In other news, I've been knitting. I finished the Low-Tide Cardigan from Tin Can Knits for my niece. Speaking of Tin Can Knits, they are celebrating their 5 year anniversary with a BOGO sale on their digital pattern books! I picked up two today myself. The sale is only on digital products and ends this Sunday, March 8th. I love their patterns.



The next finished object is my Exit 0 shawl by Laura Aylor, which was part of a KAL with members of my knitting guild. Unfortunately, I didn't get to knit much with the others due to illness or bad weather. 


I've begun the back panel of Stephen West's Caldwell vest in Bergere du Nord Inspiration (natural colors, 100% wool). 


I'm making the medium size and plan for it to be a warm layering piece for myself. The original has a reverse stockinette back with contrasting stripes, but I'm modifying the pattern to have a simple stockinette solid back. The front has a wonderful chunky cable and roomy pockets, but I plan on skipping the pockets, at least at first. I decide I want them, I'll add them with an afterthought technique. I'm already almost done with the back. I can't wait to begin the front! I haven't worked on an all-over cable project in ages.

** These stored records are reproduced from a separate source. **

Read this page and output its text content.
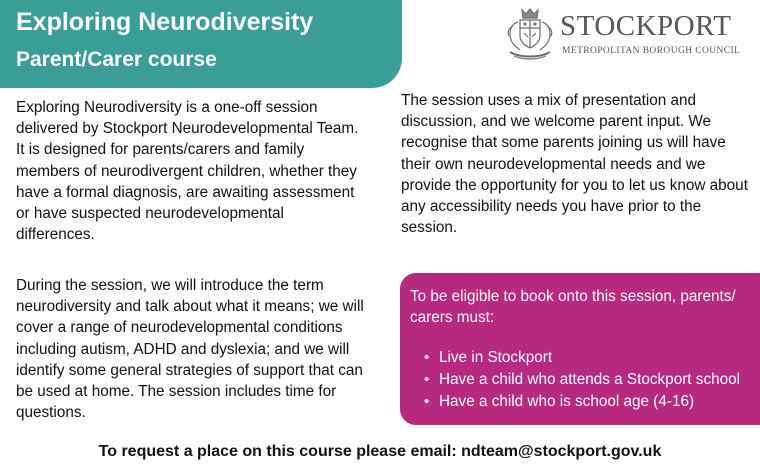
Exploring Neurodiversity
Parent/Carer course
STOCKPORT
METROPOLITAN BOROUGH COUNCIL

Exploring Neurodiversity is a one-off session delivered by Stockport Neurodevelopmental Team. It is designed for parents/carers and family members of neurodivergent children, whether they have a formal diagnosis, are awaiting assessment or have suspected neurodevelopmental differences.

During the session, we will introduce the term neurodiversity and talk about what it means; we will cover a range of neurodevelopmental conditions including autism, ADHD and dyslexia; and we will identify some general strategies of support that can be used at home. The session includes time for questions.

The session uses a mix of presentation and discussion, and we welcome parent input. We recognise that some parents joining us will have their own neurodevelopmental needs and we provide the opportunity for you to let us know about any accessibility needs you have prior to the session.

To be eligible to book onto this session, parents/ carers must:

• Live in Stockport
• Have a child who attends a Stockport school
• Have a child who is school age (4-16)

To request a place on this course please email: ndteam@stockport.gov.uk
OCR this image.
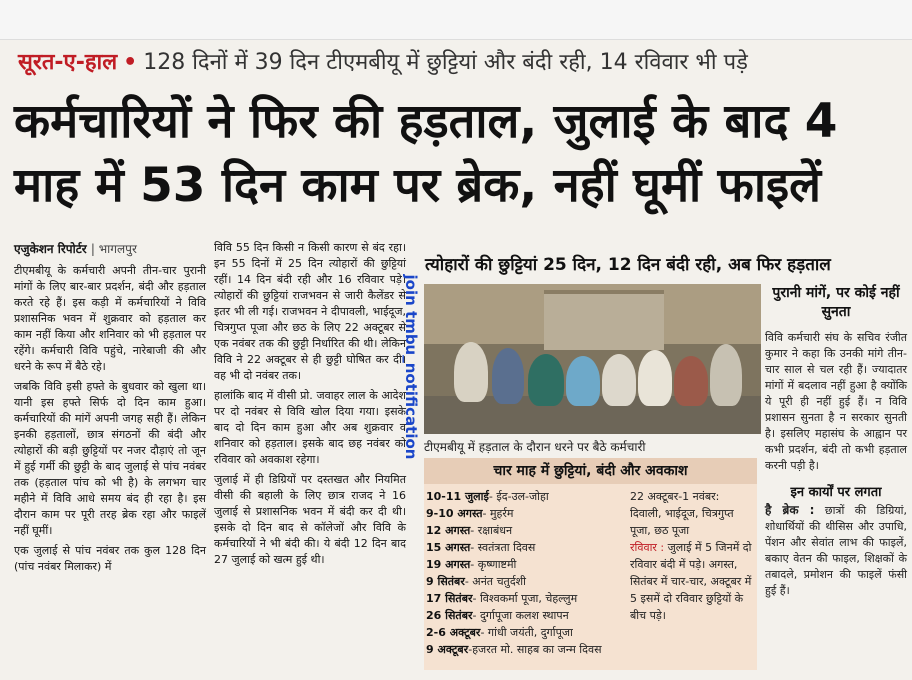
सूरत-ए-हाल • 128 दिनों में 39 दिन टीएमबीयू में छुट्टियां और बंदी रही, 14 रविवार भी पड़े
कर्मचारियों ने फिर की हड़ताल, जुलाई के बाद 4
माह में 53 दिन काम पर ब्रेक, नहीं घूमीं फाइलें
एजुकेशन रिपोर्टर | भागलपुर

टीएमबीयू के कर्मचारी अपनी तीन-चार पुरानी मांगों के लिए बार-बार प्रदर्शन, बंदी और हड़ताल करते रहे हैं। इस कड़ी में कर्मचारियों ने विवि प्रशासनिक भवन में शुक्रवार को हड़ताल कर काम नहीं किया और शनिवार को भी हड़ताल पर रहेंगे। कर्मचारी विवि पहुंचे, नारेबाजी की और धरने के रूप में बैठे रहे।

जबकि विवि इसी हफ्ते के बुधवार को खुला था। यानी इस हफ्ते सिर्फ दो दिन काम हुआ। कर्मचारियों की मांगें अपनी जगह सही हैं। लेकिन इनकी हड़तालों, छात्र संगठनों की बंदी और त्योहारों की बड़ी छुट्टियों पर नजर दौड़ाएं तो जून में हुई गर्मी की छुट्टी के बाद जुलाई से पांच नवंबर तक (हड़ताल पांच को भी है) के लगभग चार महीने में विवि आधे समय बंद ही रहा है। इस दौरान काम पर पूरी तरह ब्रेक रहा और फाइलें नहीं घूमीं।

एक जुलाई से पांच नवंबर तक कुल 128 दिन (पांच नवंबर मिलाकर) में

विवि 55 दिन किसी न किसी कारण से बंद रहा। इन 55 दिनों में 25 दिन त्योहारों की छुट्टियां रहीं। 14 दिन बंदी रही और 16 रविवार पड़े। त्योहारों की छुट्टियां राजभवन से जारी कैलेंडर से इतर भी ली गई। राजभवन ने दीपावली, भाईदूज, चित्रगुप्त पूजा और छठ के लिए 22 अक्टूबर से एक नवंबर तक की छुट्टी निर्धारित की थी। लेकिन विवि ने 22 अक्टूबर से ही छुट्टी घोषित कर दी। वह भी दो नवंबर तक।

हालांकि बाद में वीसी प्रो. जवाहर लाल के आदेश पर दो नवंबर से विवि खोल दिया गया। इसके बाद दो दिन काम हुआ और अब शुक्रवार व शनिवार को हड़ताल। इसके बाद छह नवंबर को रविवार को अवकाश रहेगा।

जुलाई में ही डिग्रियों पर दस्तखत और नियमित वीसी की बहाली के लिए छात्र राजद ने 16 जुलाई से प्रशासनिक भवन में बंदी कर दी थी। इसके दो दिन बाद से कॉलेजों और विवि के कर्मचारियों ने भी बंदी की। ये बंदी 12 दिन बाद 27 जुलाई को खत्म हुई थी।

join tmbu_notification
त्योहारों की छुट्टियां 25 दिन, 12 दिन बंदी रही, अब फिर हड़ताल
टीएमबीयू में हड़ताल के दौरान धरने पर बैठे कर्मचारी
चार माह में छुट्टियां, बंदी और अवकाश
10-11 जुलाई- ईद-उल-जोहा
9-10 अगस्त- मुहर्रम
12 अगस्त- रक्षाबंधन
15 अगस्त- स्वतंत्रता दिवस
19 अगस्त- कृष्णाष्टमी
9 सितंबर- अनंत चतुर्दशी
17 सितंबर- विश्वकर्मा पूजा, चेहल्लुम
26 सितंबर- दुर्गापूजा कलश स्थापन
2-6 अक्टूबर- गांधी जयंती, दुर्गापूजा
9 अक्टूबर-हजरत मो. साहब का जन्म दिवस

22 अक्टूबर-1 नवंबर: दिवाली, भाईदूज, चित्रगुप्त पूजा, छठ पूजा

रविवार : जुलाई में 5 जिनमें दो रविवार बंदी में पड़े। अगस्त, सितंबर में चार-चार, अक्टूबर में 5 इसमें दो रविवार छुट्टियों के बीच पड़े।

पुरानी मांगें, पर कोई नहीं सुनता

विवि कर्मचारी संघ के सचिव रंजीत कुमार ने कहा कि उनकी मांगे तीन-चार साल से चल रही हैं। ज्यादातर मांगों में बदलाव नहीं हुआ है क्योंकि ये पूरी ही नहीं हुई हैं। न विवि प्रशासन सुनता है न सरकार सुनती है। इसलिए महासंघ के आह्वान पर कभी प्रदर्शन, बंदी तो कभी हड़ताल करनी पड़ी है।

इन कार्यों पर लगता

है ब्रेक : छात्रों की डिग्रियां, शोधार्थियों की थीसिस और उपाधि, पेंशन और सेवांत लाभ की फाइलें, बकाए वेतन की फाइल, शिक्षकों के तबादले, प्रमोशन की फाइलें फंसी हुई हैं।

I also received a box from KnitPicks yesterday! It contained the yarn for Dad's sweater (15 skeins of Wool of the Andes in Bramble Heather) and 2 skeins of chunky, superwash merino for a custom dye request. I'm going to try to capture a pink camo palette. If I succeed (of course I will, right?), then it will be dubbed "Cosmo Camo" and just may become my first repeatable colorway.  

I'm still reading Middlemarch and probably will be for a good while. I'm enjoying dipping into it and reading several chapters at a time. In the meantime, I'm also reading other books. I have a stack from the library, plus a queue checked out on my Kindle (North Carolina's library systems offer a great electronic book and audio book collection). I happened upon a creepy treasure that reminded me of the Scary Stories series of books by Alvin Schwartz, which are fantastically illustrated by Stephen Gammell, which I had loved when I was in public school. The first book I was able to check out for the Kindle was the second in this new series, but I've now got the first one. It was another series by a joint story teller - illustrator duo: Tales of Terror by Chris Priestley and David Roberts. I read Tales of Terror from the Black Ship first and absolutely loved it. I'm now reading the first, Uncle Montague's Tales of Terror. They are aimed at younger readers and I went through them pretty quickly. David Roberts' art is reminiscent of Edward Gorey's sketches and perfectly off-kilter to capture the stories' moods.

I've also begun Something Red by Douglas Nicholas and I'm loving it so far. This is for adult readers and labeled as a delicious mix of historical, fantasy, horror, and adventure fiction.  I'm not too far into it, but already I'm enjoying the author's writing and becoming invested in the story. It is also part of a series, which is wonderful if I end up liking it. The next installment will be out by the end of March.